Lodi Voters Kill Redevelopment Plan

Voters in Lodi rejected redevelopment, while those in Alamo said no to incorporation of a new city during municipal balloting on March 3. In Los Angeles, voters narrowly rejected two charter amendments, one for a solar energy program, the other for fiscal incentives for business development.

Only in Glendora did the electorate provide a positive response to proposed change. A measure rezoning the site of a former automobile dealership for other retail uses passed easily.

Redevelopment has been a controversial topic in the San Joaquin County city of Lodi for years. In 2002, the City Council dropped a plan to establish a redevelopment project area after opponents gathered enough signatures to force a referendum. But the idea never completely died, and the City Council last year approved a 2,100-acre project area covering much of the older, east side of town. Again, opponents forced a referendum election, but this time the question actually went on the ballot as Measure W.

Opponents argued that redevelopment would saddle Lodi with debt, permit the redevelopment agency to use eminent domain on behalf of special interests and take money away from schools and the county. "This Lodi ordinance binds our city for the next forty years," stated one flyer against redevelopment. "No to Waste Lodi doesn't need another layer of government."

Proponents contended redevelopment would provide the best tools to revitalize a poor part of town, and they noted the City Council had prohibited use of eminent domain. Still, opponents carried the day, as 54.1% of voters overturned the council's redevelopment plan.

"Lodi has a small but very vocal group of people who really distrust government. We have more than our share of referendums," said Mayor Larry Hansen, Lodi's mayor and retired police chief. A city of 63,000 people, Lodi is one of the few San Joaquin Valley cities where growth control measures and big-box limitations frequently make it onto the ballot.

The Measure W defeat, said Hansen, "was really frustrating to me because those who understood it are just baffled why the community wouldn't help itself." He blamed the loss on the negative campaign against redevelopment and the timing of the election for a period when nothing else was on the ballot and the economy is bad. Still, the problems persist, he said.

"What's your plan?" Hansen demanded. "You still have 100-year-old sewer pipes. You still have neighborhoods that are run down. People still need affordable housing. The sad thing is, we have no money to address these issues."

However, Lodi Councilwoman Joanne Mounce, a redevelopment opponent, said the city has raised nearly $30 million through utility surcharges enough to fund necessary infrastructure maintenance and upgrades.
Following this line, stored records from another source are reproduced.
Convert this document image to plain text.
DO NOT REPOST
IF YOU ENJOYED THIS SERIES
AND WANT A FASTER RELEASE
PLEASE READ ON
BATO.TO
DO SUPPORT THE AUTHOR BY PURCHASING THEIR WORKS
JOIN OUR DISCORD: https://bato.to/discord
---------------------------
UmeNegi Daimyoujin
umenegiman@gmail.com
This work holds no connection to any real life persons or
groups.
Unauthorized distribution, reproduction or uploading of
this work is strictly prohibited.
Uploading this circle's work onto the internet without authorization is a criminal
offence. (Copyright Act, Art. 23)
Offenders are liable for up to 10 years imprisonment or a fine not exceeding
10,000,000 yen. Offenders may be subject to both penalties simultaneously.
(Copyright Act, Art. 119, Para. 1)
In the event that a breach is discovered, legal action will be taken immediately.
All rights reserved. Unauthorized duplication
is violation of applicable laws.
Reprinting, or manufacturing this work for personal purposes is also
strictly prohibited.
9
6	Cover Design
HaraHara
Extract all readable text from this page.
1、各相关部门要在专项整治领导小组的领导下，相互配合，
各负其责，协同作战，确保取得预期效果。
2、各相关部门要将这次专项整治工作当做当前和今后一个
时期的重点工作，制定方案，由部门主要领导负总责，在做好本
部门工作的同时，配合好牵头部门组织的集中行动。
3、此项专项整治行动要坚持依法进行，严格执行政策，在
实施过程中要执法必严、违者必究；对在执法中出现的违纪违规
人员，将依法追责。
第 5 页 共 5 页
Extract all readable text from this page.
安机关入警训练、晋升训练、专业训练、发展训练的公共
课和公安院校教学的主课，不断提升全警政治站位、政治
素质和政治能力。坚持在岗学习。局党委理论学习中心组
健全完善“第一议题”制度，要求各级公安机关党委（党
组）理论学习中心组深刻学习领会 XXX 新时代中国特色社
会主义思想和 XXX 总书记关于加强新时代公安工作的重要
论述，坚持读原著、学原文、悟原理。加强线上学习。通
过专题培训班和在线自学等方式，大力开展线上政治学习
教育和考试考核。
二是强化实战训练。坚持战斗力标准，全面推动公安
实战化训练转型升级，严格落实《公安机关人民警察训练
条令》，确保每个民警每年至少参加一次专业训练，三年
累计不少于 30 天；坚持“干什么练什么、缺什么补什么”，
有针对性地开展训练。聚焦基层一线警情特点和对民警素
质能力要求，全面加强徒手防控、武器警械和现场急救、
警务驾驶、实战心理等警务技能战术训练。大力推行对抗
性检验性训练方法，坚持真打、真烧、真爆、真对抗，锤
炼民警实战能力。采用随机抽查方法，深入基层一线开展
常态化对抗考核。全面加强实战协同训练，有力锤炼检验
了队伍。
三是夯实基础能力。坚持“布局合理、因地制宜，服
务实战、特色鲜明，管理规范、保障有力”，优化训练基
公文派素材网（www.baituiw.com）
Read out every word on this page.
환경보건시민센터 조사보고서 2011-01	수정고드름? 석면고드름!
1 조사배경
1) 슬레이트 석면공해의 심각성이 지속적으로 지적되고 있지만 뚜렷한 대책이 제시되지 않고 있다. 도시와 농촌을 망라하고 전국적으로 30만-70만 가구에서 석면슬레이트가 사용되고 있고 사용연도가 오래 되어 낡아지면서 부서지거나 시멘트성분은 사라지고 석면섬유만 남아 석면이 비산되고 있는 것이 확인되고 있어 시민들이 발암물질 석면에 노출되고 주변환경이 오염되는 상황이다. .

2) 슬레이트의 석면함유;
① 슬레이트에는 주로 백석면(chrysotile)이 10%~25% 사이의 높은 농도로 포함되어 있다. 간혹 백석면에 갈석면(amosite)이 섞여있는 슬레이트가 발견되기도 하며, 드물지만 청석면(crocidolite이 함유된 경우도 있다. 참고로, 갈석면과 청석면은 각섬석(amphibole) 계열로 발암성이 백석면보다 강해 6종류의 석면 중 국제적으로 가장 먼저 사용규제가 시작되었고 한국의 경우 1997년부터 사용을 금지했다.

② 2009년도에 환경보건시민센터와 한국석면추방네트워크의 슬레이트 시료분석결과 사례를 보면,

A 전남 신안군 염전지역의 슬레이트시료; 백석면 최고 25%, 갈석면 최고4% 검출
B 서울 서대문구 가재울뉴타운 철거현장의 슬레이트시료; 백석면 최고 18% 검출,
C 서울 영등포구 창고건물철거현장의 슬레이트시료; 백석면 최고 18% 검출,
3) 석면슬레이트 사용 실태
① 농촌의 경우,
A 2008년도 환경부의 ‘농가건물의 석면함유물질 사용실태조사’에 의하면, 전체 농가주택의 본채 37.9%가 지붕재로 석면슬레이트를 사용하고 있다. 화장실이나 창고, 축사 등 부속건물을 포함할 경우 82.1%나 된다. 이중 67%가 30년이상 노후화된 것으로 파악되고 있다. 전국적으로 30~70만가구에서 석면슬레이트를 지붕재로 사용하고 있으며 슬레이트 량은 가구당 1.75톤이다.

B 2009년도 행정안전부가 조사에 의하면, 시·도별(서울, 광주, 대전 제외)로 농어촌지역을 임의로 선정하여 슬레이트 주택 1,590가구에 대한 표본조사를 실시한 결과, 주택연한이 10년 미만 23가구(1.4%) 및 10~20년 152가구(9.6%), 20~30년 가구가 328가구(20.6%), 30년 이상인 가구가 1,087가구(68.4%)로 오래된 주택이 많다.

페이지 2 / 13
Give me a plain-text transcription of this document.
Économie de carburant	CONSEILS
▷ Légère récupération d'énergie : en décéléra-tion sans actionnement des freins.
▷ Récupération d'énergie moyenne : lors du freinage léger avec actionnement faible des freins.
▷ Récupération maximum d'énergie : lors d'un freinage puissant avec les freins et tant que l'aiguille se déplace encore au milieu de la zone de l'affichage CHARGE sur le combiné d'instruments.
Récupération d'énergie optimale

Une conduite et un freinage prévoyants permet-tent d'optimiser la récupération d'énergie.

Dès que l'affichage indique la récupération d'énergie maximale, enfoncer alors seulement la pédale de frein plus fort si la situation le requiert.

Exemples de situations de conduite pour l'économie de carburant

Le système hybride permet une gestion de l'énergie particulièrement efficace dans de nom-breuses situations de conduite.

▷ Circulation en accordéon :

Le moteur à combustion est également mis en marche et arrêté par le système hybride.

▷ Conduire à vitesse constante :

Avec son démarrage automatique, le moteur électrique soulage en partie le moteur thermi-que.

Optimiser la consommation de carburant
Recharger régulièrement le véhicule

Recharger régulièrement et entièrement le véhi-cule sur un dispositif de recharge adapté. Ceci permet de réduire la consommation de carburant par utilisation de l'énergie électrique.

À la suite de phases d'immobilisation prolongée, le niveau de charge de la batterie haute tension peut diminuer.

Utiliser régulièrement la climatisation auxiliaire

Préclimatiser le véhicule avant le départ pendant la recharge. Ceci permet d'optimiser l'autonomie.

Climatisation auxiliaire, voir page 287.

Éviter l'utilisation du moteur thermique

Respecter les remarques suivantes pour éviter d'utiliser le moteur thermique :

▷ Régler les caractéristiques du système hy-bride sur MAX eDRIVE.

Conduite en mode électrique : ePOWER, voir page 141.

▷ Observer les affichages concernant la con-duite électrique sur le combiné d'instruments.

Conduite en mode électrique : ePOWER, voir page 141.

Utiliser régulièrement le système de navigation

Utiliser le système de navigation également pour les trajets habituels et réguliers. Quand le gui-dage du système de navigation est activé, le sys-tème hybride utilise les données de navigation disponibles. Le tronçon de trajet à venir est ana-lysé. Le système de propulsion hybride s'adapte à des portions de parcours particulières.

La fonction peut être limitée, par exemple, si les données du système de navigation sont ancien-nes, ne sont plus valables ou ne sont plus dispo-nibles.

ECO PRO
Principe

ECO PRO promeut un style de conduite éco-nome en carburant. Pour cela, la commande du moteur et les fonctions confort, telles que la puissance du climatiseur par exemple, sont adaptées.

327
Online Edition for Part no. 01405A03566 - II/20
She denied the city's east side is blighted.

"I've always felt the plan was a smokescreen for economic development, not for all of these other things," said Mounce, who decried incentives for developers and businesses. "I just think there needs to be reform of redevelopment on the state level."

In Contra Costa County, voters overwhelmingly denied Alamo's bid to become the state's 481st city. Opponents agued that the Contra Costa Local Agency Formation Commission's comprehensive fiscal analysis overstated revenues and underestimated expenses, especially for law enforcement. The opponents who included Cecily Talbert Barclay, co-author of Curtin's California Land Use and Planning Law presented their own study that said the new city could face an almost immediate deficit that would prompt either service cuts or higher taxes.

The proposed city of about 16,700 people and 10 square miles would have been based on a contract model more commonly seen in Southern California. The city would have had only about 10 employees, with private firms and other public agencies providing most services. However, the new city would have gained control of the politically sensitive topics of planning, roads and parks. The incorporation drive stemmed in part from the Board of Supervisors' decision a few years ago to convert a local land use advisory council from elected to board-appointed.

The incorporation drive failed, as Measure A received only 35.6% support.

In Los Angeles, voters defeated a charter amendment that would have required the Department of Water & Power (DWP) to install and operate 400 megawatts of solar energy facilities on city properties by 2014. Measure B provided a major component of Mayor Antonio Villaraigosa's renewable energy proposal, and Villaraigosa easily won re-election over token opposition during the March municipal election. But Measure B opponents said the solar program was ill-conceived, would have relied on DWP's union employees when it should have been open to competitive bidding, and would have raised electricity rates. Although Measure B lost 50.5% to 49.5%, Villaraigosa vowed to press forward with additional solar installations.

Measure E, the economic development charter amendment, fared even worse, as 52.3% of voters said no. The proposal would have given the city clear authority to provide economic incentives to retain or attract businesses. The city already provides numerous incentives to developers and businesses, but the charter is unclear on the city's authority. Currently, incentives require City Council approval. Measure E would have clarified the charter and permitted city staff to offer incentives. Skeptics cited a city controller's report that found the city does a poor job of ensuring subsidized developers provide promised public benefits.

Voters in the San Gabriel Valley city of Glendora endorsed the rezoning of the site of a former Hyundai dealership located in the Glendora Marketplace shopping area. Previously, the site was reserved for automotive-related uses. The Measure C zoning approved by 70.0% of voters permits up to 100,000 square feet of general and specialized retail, including restaurants and department stores.